The study also revealed that 88 percent of smartphone owners plan to spend at least as much time in front of their mobile screens in 2015 as they did last year, and 30 percent of them expect to increase their usage.
“To me a pivotal question is whether attention paid to apps is distracting people from what matters most in their lives, or helping them focus on what they care about,” Bryan Kirschner, director of the Apigee Institute, told eWEEK.
“I’m a big Jane Austen fan, and if you read, say, Pride and Prejudice, people of her time were incredibly dependent on the post,” Kirschner notes by way of comparison. “But assiduous letter-writing wasn’t a distraction—rather it was how strong social, family, and business relationships were maintained.”
For the most part, the survey data indicates that people today are also using apps to be more productive, stay closer to loved ones, and eliminate wasted time, Kirschner said.
Nearly a third (32 percent) said they plan to increase the number of apps they download, and 97 percent reported no intent to decrease the amount of money they spend through apps, with 38 percent planning to spend more.

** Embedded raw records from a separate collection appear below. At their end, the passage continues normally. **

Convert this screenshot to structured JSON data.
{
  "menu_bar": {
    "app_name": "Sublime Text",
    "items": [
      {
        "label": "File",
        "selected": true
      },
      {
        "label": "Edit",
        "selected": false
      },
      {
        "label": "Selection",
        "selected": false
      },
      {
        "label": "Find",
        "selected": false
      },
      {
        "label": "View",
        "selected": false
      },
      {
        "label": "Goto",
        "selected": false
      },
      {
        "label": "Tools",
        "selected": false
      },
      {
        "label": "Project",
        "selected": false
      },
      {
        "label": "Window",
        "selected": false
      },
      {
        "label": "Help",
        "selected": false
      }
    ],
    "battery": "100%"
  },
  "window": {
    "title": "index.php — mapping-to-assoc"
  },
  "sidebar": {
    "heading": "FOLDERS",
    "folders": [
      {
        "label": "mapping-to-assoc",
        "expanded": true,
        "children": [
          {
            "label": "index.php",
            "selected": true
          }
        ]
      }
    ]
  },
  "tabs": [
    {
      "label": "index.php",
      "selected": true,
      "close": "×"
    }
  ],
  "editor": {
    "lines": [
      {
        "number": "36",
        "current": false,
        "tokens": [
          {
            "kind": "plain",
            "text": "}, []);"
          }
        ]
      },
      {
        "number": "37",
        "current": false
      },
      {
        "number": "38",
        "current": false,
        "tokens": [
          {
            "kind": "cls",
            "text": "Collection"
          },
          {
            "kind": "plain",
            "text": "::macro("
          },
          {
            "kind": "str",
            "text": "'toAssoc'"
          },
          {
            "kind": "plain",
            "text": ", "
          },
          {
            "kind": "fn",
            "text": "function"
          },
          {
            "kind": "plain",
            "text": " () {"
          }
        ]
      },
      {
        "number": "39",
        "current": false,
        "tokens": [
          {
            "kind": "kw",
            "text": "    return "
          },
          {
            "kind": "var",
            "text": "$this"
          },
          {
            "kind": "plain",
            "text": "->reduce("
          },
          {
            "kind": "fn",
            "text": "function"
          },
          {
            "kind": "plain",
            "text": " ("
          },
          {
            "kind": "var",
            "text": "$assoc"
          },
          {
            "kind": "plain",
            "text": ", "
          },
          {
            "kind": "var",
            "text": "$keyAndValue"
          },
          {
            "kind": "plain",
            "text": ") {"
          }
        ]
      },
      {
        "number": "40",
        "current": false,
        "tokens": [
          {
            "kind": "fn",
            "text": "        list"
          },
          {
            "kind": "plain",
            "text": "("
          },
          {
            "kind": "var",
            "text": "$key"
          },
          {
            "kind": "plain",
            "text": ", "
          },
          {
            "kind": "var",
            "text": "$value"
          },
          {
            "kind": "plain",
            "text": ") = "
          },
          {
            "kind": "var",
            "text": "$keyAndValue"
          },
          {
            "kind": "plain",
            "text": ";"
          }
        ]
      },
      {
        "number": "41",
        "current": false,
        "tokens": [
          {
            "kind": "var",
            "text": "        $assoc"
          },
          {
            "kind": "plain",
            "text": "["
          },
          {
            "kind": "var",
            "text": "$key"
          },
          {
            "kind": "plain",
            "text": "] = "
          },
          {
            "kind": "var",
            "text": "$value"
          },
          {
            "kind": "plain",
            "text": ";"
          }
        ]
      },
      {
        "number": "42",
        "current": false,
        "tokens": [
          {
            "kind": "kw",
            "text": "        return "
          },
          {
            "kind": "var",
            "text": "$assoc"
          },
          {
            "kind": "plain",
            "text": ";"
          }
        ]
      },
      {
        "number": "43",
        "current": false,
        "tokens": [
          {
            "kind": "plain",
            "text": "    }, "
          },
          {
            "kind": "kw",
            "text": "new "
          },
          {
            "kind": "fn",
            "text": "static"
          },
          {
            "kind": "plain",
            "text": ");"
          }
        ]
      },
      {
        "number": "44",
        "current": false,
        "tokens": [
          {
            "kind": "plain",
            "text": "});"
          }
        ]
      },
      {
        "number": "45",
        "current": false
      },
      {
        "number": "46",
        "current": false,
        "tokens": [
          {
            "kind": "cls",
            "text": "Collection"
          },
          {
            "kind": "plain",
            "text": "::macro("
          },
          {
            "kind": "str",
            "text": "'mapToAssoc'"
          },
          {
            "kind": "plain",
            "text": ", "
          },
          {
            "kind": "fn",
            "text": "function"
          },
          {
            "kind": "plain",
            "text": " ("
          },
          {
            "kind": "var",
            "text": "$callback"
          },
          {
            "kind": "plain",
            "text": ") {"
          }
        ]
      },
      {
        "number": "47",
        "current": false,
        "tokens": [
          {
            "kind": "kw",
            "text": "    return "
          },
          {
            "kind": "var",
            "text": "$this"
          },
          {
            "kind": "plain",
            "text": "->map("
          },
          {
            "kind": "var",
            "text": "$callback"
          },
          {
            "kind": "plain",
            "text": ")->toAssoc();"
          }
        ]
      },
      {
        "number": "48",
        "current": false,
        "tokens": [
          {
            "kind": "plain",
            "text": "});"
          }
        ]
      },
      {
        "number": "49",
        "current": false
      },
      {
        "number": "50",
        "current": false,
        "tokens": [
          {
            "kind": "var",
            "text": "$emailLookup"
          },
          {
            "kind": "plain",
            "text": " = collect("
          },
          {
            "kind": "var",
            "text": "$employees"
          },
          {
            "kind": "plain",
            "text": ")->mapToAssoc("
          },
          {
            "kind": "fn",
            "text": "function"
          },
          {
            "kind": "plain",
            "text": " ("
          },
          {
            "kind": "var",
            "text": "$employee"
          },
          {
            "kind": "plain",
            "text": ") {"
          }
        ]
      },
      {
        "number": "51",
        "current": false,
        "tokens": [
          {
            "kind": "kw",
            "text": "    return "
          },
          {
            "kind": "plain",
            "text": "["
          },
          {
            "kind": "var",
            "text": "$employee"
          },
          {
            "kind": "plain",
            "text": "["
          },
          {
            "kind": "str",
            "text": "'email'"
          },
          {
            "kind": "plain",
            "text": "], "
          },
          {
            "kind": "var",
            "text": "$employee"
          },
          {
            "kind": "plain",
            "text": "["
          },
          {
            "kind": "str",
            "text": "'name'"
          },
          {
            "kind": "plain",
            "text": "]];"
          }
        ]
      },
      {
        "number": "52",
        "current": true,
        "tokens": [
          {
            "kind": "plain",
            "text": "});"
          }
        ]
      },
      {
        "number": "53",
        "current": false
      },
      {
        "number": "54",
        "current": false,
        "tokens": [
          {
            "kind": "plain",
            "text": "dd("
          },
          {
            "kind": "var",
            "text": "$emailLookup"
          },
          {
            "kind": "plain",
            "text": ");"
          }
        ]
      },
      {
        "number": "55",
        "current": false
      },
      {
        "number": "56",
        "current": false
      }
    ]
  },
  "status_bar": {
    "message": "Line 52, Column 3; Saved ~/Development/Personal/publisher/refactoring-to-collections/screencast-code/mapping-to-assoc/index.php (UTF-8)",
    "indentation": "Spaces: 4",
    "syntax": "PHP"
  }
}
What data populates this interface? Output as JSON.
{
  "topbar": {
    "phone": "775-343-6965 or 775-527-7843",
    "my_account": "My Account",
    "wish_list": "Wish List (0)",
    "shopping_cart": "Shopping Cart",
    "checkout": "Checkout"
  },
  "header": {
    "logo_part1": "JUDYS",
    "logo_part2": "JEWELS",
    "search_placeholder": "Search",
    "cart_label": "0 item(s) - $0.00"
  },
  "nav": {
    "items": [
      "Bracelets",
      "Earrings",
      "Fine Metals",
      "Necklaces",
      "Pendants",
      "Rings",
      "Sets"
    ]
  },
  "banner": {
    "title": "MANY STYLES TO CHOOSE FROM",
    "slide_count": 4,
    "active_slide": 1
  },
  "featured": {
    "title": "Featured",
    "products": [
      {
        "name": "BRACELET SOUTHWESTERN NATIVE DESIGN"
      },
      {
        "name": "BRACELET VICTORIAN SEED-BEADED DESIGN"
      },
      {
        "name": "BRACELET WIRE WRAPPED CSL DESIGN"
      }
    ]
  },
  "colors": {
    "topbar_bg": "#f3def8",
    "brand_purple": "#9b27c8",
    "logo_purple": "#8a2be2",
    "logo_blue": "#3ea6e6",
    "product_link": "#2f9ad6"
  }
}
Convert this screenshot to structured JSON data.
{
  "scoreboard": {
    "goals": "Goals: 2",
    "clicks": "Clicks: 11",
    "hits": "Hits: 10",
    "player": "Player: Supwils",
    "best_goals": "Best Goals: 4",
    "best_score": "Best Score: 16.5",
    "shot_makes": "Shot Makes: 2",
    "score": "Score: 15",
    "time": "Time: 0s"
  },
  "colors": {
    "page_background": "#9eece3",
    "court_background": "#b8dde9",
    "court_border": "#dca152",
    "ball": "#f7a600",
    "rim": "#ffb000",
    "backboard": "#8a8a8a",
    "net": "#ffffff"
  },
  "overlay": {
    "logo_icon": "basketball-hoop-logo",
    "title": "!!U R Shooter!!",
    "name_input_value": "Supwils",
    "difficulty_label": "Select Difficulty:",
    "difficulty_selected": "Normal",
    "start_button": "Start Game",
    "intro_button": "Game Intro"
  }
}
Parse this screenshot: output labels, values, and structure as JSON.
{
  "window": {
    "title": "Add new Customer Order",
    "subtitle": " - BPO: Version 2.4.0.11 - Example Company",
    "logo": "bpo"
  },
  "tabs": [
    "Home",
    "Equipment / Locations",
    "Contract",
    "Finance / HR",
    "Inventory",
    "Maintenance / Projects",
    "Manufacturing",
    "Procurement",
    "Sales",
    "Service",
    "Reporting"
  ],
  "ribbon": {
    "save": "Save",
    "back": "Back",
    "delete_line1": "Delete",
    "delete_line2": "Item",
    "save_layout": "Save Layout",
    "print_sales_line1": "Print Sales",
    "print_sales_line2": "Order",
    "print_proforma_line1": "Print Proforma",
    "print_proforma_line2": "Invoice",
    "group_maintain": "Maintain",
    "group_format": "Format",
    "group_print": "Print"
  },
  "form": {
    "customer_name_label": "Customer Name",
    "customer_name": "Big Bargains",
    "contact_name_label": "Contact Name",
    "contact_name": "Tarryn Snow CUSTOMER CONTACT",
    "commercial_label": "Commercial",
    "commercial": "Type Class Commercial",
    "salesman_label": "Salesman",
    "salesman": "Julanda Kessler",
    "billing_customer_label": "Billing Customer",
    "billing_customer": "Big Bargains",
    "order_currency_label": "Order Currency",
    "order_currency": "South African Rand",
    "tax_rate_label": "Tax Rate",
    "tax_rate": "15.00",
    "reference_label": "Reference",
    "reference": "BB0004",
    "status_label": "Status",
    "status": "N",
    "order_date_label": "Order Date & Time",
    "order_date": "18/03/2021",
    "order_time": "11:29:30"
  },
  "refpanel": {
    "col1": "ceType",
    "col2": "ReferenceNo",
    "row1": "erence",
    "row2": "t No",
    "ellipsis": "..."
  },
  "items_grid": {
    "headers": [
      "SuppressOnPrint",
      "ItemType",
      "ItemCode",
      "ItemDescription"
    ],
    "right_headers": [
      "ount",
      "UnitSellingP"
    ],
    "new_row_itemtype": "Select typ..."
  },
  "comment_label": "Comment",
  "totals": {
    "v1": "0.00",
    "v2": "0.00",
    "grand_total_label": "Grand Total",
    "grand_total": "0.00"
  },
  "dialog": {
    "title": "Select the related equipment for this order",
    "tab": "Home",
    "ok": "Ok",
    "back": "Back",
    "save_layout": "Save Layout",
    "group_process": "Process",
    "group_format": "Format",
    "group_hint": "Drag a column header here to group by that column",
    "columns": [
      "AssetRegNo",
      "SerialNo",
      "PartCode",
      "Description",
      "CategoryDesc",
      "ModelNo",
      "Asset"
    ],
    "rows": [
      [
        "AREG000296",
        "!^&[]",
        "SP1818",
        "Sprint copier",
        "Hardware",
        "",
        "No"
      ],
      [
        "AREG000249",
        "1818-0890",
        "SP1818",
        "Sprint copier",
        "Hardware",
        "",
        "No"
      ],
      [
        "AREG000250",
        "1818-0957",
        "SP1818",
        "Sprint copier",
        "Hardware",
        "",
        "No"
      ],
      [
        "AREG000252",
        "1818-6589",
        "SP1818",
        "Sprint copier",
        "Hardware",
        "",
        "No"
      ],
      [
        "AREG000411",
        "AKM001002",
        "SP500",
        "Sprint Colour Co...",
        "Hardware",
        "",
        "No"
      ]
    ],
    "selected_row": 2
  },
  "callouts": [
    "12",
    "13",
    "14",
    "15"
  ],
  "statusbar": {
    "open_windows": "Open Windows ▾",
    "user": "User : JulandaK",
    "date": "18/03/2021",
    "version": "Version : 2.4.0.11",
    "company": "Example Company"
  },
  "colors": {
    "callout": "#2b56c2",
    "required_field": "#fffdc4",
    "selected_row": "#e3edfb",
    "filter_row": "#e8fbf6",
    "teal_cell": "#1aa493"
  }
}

“I believe the lines between digital and physical will increasingly blur across all aspects of our lives—to our overall benefit. We will be equipped—whether that means carrying or wearing or both—with smart, connected devices at most or all times,” Kirschner said. “In order to feel excited about this, however, I think it is necessary to look beyond the way we’ve experienced the Internet to date.”
About 20 percent of top app users said they could not maintain a relationship with a significant other without the apps on their mobile device; 19 percent said they wouldn’t be able to find new friends, and 17 percent said they couldn’t do their jobs.
In fact, 81 percent agreed that overall, their mobile phone made them more productive, and 88 percent rated application shopping favorably.
The vast majority (94 percent) percent said they expect to have key products and services provided through apps from their bank, and 92 percent expect the same from department stores.
In addition, 91 percent expect services from restaurants, and 90 percent from grocery stores. For educational institutions, the number was 86 percent and for stock brokers, 83 percent.
Three-quarters of respondents expect an app from their doctors; 72 percent from local government; 72 percent from hardware stores; 62 percent from lawyers; 57 percent from mechanics, and 49 percent expect apps from their church.
“As apps and devices become even more useful than they already are, the bar for app adoption will rise in terms of both usefulness and trust,” Kirschner said. “The companies that will succeed with apps will look at our data and embrace the fact that people are using apps to make their lives better and challenge themselves to find ways aligned with their brand to be a part of that.”